Si la réaction du jeune homme avait été particulièrement clémente et peu anodine puisqu'elle n'avait pas été une seule seconde interrompue, ce qui venait par la suite laissa bien plus hagard la drôle d'herboriste. Terrien. Le mot résonna longtemps dans les parois de son crâne où jamais rien ne se bouscule d'accoutumée. Alesund fit papillonner ses yeux, laissa légèrement sa bouche ouverte et gratifia le garçon d'un air idiot de poisson mort. D'abord parce que selon elle, le mot voulait dire quelque chose entre tout et rien. Hurluberlue vivant la plupart du temps dans la forêt, clandestinement dans un parc ou chez l'habitant quand celui-ci était trop bon pour son propre bien et l'y invitait, c'était naturellement qu'elle n'était pas au courant de ce qui secouait le monde. Son monde à elle était fait de dessins de plantes griffonnés dans son carnet, de choix hasardeux comme la dégustation spontanée d'un champignon rouge vif au pied d'un arbre centenaire, des noms d'oiseaux que son amie l'agrume l'affublait ainsi que des jours agités du marché. Ni plus, ni moins. Évidemment, elle avait eu vent au cours de ses journées à arpenter les étals les jours de marché de la menace que représentait ces terriens, mais si la couleur peu rassurante d'un champignon toxique dans la forêt ne l'affolait pas assez pour qu'elle renonce à le goûter, ce n'était pas un simple terme générique qui allait lui mettre le feu aux poudres. C'est pour cette raison qu'après s'être résignée à effacer son air idiot du visage, ce n'est qu'un simple « OH !! » qui fendit l'air.

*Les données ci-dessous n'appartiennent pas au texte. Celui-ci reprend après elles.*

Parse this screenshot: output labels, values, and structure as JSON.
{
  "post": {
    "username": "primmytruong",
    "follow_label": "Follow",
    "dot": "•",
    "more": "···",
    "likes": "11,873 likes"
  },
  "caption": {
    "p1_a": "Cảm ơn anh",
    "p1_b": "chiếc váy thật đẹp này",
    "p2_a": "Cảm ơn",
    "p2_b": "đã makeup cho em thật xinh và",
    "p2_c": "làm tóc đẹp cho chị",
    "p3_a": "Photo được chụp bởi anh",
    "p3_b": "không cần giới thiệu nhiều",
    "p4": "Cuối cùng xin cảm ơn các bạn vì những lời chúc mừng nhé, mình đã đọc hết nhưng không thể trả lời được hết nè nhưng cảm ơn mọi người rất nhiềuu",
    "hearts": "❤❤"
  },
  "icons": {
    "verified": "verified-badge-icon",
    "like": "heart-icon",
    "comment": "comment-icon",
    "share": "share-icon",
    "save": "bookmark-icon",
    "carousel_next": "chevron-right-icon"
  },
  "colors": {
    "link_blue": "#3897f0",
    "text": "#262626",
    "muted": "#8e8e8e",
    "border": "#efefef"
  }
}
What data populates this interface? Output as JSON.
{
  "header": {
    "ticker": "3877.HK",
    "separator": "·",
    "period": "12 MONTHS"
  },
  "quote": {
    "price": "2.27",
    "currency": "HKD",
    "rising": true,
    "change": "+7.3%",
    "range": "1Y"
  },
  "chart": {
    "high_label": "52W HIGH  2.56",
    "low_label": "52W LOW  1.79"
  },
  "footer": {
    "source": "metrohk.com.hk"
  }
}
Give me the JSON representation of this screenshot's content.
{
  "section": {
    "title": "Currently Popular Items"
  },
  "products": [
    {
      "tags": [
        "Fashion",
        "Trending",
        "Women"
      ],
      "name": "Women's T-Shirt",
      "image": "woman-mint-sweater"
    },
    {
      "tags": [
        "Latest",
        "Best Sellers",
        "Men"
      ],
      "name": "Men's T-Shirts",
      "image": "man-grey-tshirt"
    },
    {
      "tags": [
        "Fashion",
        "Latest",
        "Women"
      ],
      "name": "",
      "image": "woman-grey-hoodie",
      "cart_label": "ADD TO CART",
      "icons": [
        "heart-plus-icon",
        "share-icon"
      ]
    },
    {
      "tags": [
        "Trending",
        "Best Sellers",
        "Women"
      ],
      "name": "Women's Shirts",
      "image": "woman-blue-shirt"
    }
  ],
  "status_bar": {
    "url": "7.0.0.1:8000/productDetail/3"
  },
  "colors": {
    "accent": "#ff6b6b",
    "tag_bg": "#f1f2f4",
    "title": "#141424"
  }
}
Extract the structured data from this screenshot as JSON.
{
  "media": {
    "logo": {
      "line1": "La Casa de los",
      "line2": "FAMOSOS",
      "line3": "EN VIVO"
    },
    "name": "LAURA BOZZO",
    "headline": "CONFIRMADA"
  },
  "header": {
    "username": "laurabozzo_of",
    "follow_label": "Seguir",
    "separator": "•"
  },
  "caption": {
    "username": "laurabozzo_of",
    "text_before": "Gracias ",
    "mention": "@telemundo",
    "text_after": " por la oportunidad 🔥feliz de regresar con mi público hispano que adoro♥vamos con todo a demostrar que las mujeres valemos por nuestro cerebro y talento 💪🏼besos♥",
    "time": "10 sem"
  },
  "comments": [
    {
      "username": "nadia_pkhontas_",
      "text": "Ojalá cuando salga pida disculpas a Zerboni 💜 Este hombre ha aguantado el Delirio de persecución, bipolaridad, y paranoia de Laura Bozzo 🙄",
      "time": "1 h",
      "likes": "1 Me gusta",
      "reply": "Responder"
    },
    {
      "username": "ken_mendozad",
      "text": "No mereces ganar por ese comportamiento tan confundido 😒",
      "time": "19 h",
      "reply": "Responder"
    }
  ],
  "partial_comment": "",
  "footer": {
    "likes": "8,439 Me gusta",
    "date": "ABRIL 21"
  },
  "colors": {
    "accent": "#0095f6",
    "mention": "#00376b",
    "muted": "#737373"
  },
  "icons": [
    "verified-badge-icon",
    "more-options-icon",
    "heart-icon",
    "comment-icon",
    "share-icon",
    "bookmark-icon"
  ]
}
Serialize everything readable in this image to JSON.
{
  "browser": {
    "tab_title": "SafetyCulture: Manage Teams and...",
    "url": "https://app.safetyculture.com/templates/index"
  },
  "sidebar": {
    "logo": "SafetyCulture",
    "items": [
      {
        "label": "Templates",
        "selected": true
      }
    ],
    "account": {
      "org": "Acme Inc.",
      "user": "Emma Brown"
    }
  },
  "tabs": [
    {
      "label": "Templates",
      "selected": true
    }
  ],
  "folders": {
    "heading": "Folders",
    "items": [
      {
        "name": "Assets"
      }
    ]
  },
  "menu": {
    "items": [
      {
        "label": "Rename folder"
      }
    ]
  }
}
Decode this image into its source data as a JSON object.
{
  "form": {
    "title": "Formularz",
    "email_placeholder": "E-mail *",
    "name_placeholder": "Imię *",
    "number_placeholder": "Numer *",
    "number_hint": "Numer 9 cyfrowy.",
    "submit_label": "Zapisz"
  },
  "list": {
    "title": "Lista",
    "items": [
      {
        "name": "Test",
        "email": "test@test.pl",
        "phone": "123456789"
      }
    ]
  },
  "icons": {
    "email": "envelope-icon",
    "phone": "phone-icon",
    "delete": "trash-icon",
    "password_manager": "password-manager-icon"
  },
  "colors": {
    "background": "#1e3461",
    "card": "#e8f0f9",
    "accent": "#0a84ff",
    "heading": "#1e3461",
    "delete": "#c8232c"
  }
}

La suite toutefois, l'affola plus que tout le reste. Ce garçon, recherché ? Un si gentil petit homme qui remplissait dans la plus grande allégresse ses mains de produits primeurs de qualité, d'une beauté et d'un goût sans pareil. Quelqu'un qui devait faire face au grand bain qu'est celui de la vie, effervescent, bouillonnant, trépidant, le tout seul. Seul, sans même une orange pour amie pour lui faire voir la vie sous un angle radieux.

Le reste avait bien peu d'importance tant cette pensée déchirait le cœur d'artichaut d'Alesund. L'eau vint gondoler sous ses yeux et les animer d'une triste et instable lumière. Elle se saisit de José, le considéra un instant puis l'enfonça dans la poche secrète de sa robe dissimulée adroitement dans l'un de ses plis puis fondit sur le garçon sans l'ombre d'une hésitation. La blonde le saisit par le bras avec une force ridicule mais suffisante pour l'entraîner dans son sillage. Sans mal, elle l'attira avec elle au travers du dédale du marché jusqu'à un coin un peu plus reculé où seul une grand-mère arquée reposant sur son petit tabouret attendait avec impatience qu'on vienne lui acheter une botte de radis. Alesund s'accroupit, tirant le garçon par la même occasion à sa hauteur puis jeta un regard sérieux aux alentours afin de s'assurer que personne ne les ait suivis. Une fois assurée d'être tranquille, l'imbécile itinérante soupira puis plongea son regard océan dans celui du garçon. Si José avait été de sortie et pouvait être entendu, il aurait prévenu le garçon qu'il s'agissait de l'instant ou jamais si l'idée de s'échapper lui était venue durant leur folle course.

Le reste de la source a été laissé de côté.